Data security is also important. People often confuse security with privacy. They are not identical – although they are of course interlinked. In essence, security is the fortress that you put around the data once you have defined your privacy policies. Things like encryption, firewalls, and antivirus and cybersecurity software are useful tools in helping to prevent data breaches and to maintain the ongoing security and protection of your data.
Another aspect of GDPR is that companies can no longer hold data on individual EU citizens for longer than necessary, which means that data needs to be deleted. To facilitate timely deletion, look for data management software that includes policies that can be set up to automatically delete personal data from all locations, which increasingly includes data stored in the cloud. It’s vitally important for businesses to be able to present clear documentary evidence to the regulator to prove that all data pertaining to the EU citizen in question has been deleted.

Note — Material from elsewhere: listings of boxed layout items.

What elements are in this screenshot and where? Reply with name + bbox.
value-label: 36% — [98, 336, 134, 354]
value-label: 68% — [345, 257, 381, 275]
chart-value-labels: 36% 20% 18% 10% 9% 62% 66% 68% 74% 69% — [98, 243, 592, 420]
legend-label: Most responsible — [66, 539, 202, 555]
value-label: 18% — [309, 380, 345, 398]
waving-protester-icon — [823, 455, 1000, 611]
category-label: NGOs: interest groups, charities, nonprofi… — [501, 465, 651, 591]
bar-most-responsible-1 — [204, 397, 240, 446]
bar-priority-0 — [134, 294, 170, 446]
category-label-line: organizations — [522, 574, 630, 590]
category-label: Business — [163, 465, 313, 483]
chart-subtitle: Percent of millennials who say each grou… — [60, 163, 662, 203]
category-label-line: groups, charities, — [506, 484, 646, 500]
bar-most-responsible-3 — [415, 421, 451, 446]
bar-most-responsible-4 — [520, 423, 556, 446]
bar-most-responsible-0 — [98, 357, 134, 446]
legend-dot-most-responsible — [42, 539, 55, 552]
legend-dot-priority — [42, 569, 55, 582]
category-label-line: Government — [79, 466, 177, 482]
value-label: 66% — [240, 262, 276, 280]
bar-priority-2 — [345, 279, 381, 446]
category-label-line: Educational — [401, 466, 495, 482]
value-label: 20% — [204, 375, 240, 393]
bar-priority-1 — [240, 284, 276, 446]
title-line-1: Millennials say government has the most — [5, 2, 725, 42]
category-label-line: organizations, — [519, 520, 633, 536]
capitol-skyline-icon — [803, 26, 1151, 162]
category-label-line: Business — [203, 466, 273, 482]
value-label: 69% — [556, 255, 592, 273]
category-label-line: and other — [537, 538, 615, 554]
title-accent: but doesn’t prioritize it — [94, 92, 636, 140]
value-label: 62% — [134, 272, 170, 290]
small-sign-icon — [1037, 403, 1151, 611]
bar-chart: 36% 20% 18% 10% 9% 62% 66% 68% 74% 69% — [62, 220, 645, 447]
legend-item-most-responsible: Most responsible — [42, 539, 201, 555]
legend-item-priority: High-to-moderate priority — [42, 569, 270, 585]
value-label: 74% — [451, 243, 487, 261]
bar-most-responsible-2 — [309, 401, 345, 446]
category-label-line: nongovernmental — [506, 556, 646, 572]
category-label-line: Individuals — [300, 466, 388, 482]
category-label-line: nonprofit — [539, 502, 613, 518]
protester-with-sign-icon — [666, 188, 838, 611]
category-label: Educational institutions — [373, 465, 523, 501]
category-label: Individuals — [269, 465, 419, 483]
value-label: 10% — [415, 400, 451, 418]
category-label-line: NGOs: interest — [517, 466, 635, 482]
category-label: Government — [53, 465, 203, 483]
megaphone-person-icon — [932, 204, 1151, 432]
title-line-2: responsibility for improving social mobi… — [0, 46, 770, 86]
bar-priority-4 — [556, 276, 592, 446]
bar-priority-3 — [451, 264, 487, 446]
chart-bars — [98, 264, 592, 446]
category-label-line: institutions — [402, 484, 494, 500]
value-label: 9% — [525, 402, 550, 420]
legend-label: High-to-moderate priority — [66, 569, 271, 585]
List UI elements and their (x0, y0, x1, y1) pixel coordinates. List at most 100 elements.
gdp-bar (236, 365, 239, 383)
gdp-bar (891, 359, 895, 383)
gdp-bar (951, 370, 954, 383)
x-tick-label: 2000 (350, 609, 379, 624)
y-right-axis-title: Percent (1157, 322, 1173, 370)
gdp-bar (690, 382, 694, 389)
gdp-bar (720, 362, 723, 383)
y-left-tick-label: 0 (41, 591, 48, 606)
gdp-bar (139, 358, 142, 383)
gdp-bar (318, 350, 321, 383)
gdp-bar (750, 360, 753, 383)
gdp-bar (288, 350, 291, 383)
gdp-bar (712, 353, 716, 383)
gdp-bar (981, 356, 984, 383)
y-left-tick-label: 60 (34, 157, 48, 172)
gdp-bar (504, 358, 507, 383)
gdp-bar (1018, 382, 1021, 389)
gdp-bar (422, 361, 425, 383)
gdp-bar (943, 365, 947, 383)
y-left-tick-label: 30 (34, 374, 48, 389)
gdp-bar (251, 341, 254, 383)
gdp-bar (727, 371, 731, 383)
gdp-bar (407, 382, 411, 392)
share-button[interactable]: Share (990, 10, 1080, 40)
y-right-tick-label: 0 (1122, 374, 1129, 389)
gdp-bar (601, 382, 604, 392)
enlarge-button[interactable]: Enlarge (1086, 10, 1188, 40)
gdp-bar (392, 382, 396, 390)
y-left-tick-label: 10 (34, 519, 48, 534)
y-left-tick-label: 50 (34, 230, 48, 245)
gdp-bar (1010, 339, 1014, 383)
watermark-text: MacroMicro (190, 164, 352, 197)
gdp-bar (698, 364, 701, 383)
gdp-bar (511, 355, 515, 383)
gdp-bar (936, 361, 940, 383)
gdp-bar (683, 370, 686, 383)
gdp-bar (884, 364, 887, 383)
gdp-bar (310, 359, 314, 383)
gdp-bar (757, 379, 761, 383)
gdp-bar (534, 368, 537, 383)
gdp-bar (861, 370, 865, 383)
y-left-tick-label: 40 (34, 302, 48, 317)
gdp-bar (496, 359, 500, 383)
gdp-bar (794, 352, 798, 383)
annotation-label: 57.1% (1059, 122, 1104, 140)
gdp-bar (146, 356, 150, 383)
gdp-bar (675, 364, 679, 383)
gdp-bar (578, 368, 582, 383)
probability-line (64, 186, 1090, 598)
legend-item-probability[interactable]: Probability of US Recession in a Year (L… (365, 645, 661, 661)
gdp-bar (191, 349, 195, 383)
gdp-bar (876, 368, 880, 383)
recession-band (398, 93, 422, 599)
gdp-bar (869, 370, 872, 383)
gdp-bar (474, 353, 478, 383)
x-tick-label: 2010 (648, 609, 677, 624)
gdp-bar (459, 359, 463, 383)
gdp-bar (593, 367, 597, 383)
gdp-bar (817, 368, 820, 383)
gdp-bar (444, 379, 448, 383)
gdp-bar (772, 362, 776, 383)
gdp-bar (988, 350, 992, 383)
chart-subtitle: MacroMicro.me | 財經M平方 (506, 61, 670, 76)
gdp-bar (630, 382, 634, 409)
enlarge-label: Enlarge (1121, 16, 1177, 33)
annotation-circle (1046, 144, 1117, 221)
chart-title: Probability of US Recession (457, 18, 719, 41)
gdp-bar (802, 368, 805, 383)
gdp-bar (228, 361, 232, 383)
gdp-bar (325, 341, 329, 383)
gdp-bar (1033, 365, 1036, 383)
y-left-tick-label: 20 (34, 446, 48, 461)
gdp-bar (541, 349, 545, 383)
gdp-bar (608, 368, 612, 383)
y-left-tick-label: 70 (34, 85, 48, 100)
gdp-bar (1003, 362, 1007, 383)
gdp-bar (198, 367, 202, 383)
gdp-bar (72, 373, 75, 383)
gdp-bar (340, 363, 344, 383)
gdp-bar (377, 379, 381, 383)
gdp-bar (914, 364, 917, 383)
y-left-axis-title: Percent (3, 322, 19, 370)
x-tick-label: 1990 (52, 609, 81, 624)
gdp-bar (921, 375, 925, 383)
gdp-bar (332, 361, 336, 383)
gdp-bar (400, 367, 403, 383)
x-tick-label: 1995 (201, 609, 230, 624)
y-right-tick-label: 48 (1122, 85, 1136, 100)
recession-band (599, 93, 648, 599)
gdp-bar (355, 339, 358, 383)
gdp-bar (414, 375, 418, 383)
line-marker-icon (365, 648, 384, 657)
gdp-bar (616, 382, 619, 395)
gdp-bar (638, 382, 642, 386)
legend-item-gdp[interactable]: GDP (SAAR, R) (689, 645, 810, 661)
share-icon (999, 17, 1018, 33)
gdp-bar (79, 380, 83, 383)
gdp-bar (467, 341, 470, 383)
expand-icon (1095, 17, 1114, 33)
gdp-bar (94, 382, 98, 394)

GDPR is only a year away, and therefore the sensible approach is for businesses to work toward it rather than fighting it. Start with understanding the regulation from a legal compliance point of view, to determine your level of liability. Once this is clear, then look to how technology can help, both in finding what data you have and in managing that data and maintaining compliance over the years to come.
1 Binding Corporate Rules (BCRs) were developed by the European Union Article 29 Working Party to allow multinational corporations, international organizations, and groups of companies to make intra-organizational transfers of personal data across borders in compliance with EU Data Protection Law.